Wayne Madsen*
Graças aos documentos proporcionados por Edward Snowden, o
denunciante da National Security Agency (NSA), as actividades de um ramo
pouco conhecido da comunidade estado-unidense de inteligência, o
Special Collection Service (SCS), estão a tornar-se mais claras. Como
organização híbrida composta sobretudo por pessoal da NSA e também da
CIA, o SCS, conhecido como F6 dentro da NSA, tem sede em Beltsville,
Maryland. A sede do SCS, num edifício de escritórios ostentando as
iniciais "CSSG", fica adjacente ao Diplomatic Telecommunications Service
(DTS) do Departamento de Estado. Um cabo subterrâneo protegido entre os
dois edifícios permite ao SCS comunicar-se seguramente com postos de
escuta clandestinos da NSA estabelecidos no interior de embaixadas dos
EUA por todo o mundo. Estas "estações exteriores" da NSA, também
conhecidas como " Special Collection Elements" e "Special Collection
Units" são encontráveis em embaixadas desde Brasília e Cidade do México
até Nova Delhi e Tóquio.
Como sabemos agora com os documentos de Snowden, o SCS também tem conseguido colocar escutas (taps) de
comunicações dentro de infraestruturas de comunicações Internet,
telefones celulares e fixos de um certo número de países, especialmente
aqueles na América Latina. Tem trabalhado com o SCS o Communications
Security Establishment Canada (CSEC), um dos "Cinco olhos", as agências
parceiras da NSA, para escutar alvos particulares, tais como o
Ministério das Minas e Energia do Brasil. Durante muitos anos, sob um
nome operacional chamado PILGRIM, o CSEC esteve a monitorar redes de
comunicações latino-americanas e caribenhas a partir estações
localizadas dentro de embaixadas do Canadá e de altas comissões no
Hemisfério Ocidental. Estas instalações têm tido nomes código tais como
CORNFLOWER para a Cidade do México, ARTICHOKE para Caracas e EGRET para
Kingston, Jamaica.
A recolha generalizada de dados digitais de linhas de fibra óptica,
Internet Service Providers, comutadores de rede de companhias de
telecomunicações e sistemas celulares na América Latina não teria sido
possível sem a presença de activos de inteligência dentro de companhias
de telecomunicações e outros service providers de redes.
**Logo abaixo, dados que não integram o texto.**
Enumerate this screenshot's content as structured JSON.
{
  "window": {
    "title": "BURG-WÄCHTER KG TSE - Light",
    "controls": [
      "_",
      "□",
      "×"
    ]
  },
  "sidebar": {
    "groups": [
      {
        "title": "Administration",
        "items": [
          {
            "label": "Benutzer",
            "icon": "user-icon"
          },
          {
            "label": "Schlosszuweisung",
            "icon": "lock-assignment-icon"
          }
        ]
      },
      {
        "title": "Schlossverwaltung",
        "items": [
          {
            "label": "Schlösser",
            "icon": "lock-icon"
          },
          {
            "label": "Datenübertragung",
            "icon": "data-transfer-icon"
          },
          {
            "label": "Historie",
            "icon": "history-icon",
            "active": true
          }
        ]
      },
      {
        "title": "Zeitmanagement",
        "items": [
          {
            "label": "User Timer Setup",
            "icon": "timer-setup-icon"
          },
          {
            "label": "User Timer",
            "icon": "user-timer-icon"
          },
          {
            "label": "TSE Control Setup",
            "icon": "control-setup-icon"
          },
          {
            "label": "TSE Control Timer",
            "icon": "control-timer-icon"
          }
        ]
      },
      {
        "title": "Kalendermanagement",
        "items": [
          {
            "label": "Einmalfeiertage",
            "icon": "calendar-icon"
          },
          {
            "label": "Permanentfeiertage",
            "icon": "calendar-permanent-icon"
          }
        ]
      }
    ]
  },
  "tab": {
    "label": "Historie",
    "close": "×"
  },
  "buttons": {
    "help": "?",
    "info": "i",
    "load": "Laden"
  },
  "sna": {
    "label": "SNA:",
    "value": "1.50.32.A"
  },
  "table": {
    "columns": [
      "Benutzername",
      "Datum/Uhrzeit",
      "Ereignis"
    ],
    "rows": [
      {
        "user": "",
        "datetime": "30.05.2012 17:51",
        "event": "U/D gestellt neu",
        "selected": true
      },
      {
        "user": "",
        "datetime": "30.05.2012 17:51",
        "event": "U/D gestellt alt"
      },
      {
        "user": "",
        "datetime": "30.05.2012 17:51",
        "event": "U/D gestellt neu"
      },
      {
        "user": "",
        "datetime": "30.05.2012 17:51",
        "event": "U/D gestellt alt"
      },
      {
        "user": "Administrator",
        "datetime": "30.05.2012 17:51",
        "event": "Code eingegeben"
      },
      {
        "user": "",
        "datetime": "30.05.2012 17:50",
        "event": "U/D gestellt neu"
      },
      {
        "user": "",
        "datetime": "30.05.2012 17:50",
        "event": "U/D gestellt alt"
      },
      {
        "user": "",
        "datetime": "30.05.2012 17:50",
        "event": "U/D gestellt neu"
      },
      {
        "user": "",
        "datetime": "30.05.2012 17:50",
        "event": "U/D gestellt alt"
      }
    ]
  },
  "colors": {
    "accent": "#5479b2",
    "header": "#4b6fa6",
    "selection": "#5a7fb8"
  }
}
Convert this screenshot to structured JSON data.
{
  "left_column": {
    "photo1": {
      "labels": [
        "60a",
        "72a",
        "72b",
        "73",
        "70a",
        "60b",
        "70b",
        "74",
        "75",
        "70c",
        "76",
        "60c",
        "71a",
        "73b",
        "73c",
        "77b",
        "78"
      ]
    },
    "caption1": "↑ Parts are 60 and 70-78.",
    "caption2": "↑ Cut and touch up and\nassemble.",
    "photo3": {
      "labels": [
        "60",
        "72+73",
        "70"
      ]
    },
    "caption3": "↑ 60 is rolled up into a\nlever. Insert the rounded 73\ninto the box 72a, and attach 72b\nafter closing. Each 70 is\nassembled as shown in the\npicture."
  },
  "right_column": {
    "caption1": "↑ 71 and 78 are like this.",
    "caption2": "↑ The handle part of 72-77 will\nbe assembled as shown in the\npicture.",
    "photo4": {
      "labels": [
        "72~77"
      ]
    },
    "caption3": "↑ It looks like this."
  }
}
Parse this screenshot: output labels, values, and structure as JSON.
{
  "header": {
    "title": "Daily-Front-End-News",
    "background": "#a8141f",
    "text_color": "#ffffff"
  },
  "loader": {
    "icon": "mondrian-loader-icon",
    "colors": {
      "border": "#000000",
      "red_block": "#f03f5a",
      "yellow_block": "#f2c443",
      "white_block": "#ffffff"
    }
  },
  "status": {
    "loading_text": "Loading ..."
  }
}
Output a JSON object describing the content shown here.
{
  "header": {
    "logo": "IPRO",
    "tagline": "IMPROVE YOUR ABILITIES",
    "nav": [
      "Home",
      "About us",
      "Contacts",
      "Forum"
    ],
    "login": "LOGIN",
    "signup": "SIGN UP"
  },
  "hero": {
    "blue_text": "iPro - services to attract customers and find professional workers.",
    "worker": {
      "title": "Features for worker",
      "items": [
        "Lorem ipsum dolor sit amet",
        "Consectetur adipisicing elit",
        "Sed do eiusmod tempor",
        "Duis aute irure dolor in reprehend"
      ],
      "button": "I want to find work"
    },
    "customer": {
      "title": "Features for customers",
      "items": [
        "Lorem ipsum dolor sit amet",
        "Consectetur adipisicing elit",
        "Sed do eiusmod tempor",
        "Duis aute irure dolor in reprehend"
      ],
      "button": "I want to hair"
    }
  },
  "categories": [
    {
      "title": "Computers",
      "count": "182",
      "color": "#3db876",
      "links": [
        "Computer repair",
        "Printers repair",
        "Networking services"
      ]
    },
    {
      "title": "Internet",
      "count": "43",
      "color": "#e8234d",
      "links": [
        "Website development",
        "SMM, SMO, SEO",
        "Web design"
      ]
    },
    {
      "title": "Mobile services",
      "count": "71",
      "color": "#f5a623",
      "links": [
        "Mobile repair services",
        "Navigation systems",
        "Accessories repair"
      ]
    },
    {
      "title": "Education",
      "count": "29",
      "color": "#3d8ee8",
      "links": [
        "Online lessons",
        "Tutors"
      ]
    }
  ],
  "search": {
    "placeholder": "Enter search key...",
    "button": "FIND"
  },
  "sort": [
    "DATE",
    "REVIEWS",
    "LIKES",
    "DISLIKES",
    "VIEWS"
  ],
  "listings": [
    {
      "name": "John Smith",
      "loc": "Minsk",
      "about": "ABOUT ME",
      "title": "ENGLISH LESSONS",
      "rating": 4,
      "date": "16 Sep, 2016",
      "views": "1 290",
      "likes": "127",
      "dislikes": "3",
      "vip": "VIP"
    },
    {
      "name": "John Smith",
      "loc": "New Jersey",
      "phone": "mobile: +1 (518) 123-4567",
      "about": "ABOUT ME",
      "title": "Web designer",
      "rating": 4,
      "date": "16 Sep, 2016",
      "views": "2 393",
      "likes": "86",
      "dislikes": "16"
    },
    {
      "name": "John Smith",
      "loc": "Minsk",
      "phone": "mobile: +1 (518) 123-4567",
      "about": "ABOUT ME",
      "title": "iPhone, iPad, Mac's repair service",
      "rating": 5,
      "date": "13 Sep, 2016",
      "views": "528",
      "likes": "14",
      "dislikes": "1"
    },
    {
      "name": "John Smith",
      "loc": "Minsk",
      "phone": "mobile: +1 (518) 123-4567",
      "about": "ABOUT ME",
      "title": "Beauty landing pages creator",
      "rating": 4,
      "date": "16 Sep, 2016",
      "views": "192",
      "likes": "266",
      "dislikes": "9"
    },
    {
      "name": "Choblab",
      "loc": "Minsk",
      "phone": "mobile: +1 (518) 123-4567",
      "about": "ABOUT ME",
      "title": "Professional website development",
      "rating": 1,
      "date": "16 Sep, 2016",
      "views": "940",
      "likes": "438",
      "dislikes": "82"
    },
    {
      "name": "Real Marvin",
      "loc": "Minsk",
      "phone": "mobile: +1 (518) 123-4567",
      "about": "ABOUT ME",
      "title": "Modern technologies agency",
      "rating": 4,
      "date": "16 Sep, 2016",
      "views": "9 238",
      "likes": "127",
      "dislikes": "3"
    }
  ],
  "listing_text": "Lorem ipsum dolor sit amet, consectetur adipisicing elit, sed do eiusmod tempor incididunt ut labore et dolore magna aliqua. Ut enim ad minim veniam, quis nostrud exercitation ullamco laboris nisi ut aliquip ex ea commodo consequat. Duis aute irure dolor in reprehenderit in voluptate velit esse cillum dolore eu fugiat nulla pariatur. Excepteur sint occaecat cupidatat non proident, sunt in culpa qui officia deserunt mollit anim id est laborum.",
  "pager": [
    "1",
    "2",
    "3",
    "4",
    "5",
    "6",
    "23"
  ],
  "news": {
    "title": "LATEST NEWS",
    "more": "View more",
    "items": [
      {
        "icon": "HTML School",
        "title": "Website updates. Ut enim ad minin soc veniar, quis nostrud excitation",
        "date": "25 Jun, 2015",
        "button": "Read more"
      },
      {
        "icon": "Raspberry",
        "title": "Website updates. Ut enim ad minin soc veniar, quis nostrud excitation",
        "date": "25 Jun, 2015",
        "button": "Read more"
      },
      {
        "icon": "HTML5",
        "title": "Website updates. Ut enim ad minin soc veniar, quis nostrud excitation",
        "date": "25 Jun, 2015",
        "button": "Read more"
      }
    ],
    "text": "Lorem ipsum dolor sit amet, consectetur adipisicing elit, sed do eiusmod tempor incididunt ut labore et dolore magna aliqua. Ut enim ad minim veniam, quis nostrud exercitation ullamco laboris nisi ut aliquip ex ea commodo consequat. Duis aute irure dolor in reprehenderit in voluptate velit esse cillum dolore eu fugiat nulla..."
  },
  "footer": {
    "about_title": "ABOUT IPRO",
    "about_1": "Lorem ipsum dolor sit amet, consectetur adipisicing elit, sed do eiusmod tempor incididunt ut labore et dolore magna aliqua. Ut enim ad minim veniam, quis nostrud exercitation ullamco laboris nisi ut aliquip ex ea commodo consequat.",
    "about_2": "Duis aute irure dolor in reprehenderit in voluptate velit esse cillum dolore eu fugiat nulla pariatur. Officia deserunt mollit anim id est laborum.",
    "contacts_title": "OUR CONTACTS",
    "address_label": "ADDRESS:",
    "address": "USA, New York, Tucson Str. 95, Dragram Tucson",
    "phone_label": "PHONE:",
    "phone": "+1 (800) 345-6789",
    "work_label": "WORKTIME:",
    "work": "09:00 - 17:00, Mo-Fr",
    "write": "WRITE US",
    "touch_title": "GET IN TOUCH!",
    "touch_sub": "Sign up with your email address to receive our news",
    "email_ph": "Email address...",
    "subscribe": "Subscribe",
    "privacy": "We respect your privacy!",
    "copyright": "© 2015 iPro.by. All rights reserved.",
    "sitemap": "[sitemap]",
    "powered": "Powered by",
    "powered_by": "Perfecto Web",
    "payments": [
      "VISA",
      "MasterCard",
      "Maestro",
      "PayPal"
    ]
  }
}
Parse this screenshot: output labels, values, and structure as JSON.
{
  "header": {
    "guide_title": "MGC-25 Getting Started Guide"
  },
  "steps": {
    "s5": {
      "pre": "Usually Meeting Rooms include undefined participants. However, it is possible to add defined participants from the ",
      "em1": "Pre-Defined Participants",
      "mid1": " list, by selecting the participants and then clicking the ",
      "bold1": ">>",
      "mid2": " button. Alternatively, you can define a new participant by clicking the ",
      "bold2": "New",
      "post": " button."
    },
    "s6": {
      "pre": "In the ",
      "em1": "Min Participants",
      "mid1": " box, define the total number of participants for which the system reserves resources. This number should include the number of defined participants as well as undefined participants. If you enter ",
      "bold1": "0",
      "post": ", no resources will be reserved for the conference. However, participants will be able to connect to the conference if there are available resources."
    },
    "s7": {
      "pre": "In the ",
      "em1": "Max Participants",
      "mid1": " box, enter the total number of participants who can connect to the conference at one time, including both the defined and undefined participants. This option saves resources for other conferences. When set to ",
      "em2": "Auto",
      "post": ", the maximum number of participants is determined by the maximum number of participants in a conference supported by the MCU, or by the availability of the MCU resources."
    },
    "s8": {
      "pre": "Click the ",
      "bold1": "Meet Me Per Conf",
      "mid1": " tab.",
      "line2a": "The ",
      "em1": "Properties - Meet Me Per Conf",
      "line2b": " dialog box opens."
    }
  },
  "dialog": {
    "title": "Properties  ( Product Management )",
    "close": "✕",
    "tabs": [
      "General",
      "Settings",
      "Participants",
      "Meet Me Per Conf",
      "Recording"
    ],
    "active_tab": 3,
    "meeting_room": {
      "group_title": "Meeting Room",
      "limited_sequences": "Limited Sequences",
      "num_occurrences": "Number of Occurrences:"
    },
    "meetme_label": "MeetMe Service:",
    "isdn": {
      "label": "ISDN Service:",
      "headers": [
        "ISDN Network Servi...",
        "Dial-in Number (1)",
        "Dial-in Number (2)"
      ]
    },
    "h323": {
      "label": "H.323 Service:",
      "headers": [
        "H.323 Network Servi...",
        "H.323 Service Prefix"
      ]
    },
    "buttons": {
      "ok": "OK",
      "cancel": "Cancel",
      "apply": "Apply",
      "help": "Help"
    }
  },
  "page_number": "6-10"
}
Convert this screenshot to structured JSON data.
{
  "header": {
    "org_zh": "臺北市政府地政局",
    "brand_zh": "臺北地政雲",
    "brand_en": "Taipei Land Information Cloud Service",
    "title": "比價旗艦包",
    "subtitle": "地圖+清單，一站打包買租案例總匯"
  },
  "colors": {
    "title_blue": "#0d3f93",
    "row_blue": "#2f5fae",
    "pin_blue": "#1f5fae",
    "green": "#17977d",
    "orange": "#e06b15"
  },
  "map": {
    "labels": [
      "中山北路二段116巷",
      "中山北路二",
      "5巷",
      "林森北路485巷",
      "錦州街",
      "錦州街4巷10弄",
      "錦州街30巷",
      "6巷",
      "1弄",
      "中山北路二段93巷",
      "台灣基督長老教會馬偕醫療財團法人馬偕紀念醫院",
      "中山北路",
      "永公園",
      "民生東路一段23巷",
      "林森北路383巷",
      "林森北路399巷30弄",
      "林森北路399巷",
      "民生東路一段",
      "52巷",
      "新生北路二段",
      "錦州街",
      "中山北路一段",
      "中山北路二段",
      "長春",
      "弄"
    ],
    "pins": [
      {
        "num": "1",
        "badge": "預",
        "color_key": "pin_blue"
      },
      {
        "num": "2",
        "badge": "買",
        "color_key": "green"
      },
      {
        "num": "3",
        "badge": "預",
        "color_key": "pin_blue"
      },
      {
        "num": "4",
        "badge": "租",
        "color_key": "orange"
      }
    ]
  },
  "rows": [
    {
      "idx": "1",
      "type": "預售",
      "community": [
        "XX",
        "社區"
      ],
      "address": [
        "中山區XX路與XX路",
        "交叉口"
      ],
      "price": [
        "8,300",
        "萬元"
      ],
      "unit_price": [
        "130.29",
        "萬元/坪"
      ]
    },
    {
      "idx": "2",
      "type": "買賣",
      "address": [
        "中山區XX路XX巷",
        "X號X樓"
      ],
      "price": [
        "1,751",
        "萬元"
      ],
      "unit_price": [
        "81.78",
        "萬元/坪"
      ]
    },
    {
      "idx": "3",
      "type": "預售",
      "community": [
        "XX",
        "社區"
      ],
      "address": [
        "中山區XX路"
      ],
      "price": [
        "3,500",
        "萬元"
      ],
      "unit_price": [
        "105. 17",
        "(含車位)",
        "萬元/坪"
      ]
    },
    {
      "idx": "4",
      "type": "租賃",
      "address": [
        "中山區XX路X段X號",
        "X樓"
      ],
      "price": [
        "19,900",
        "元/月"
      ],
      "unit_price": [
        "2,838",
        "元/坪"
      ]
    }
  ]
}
Entre os "Cinco
olhos", Estados Unidos, Grã-Bretanha, Austrália, Canadá e Nova
Zelândia, os países que partilham sinais de inteligência (signals intelligence, SIGINT), tal
cooperação de firmas comerciais é relativamente fácil. Eles cooperam
com as agências SIGINT dos respectivos países tanto para obter favores
como evitar retaliação dos seus governos. Nos Estados Unidos, a NSA
desfruta da cooperação da Microsoft, AT&T, Yahoo, Google, Facebook,
Twitter, Apple, Verizon e outras empresas a fim de executar a vigilância
maciça efectuada pelo programa PRISM de recolha de metadados.
O Government Communications Headquarters (GCHQ) da Grã-Bretanha
assegura a cooperação da British Telecom, Vodafone e Verizon. O CSEC do
Canadá tem relacionamentos de trabalho com companhias como Rogers
Wireless e Bell Aliant, ao passo que o Defense Signals Directorate (DSD)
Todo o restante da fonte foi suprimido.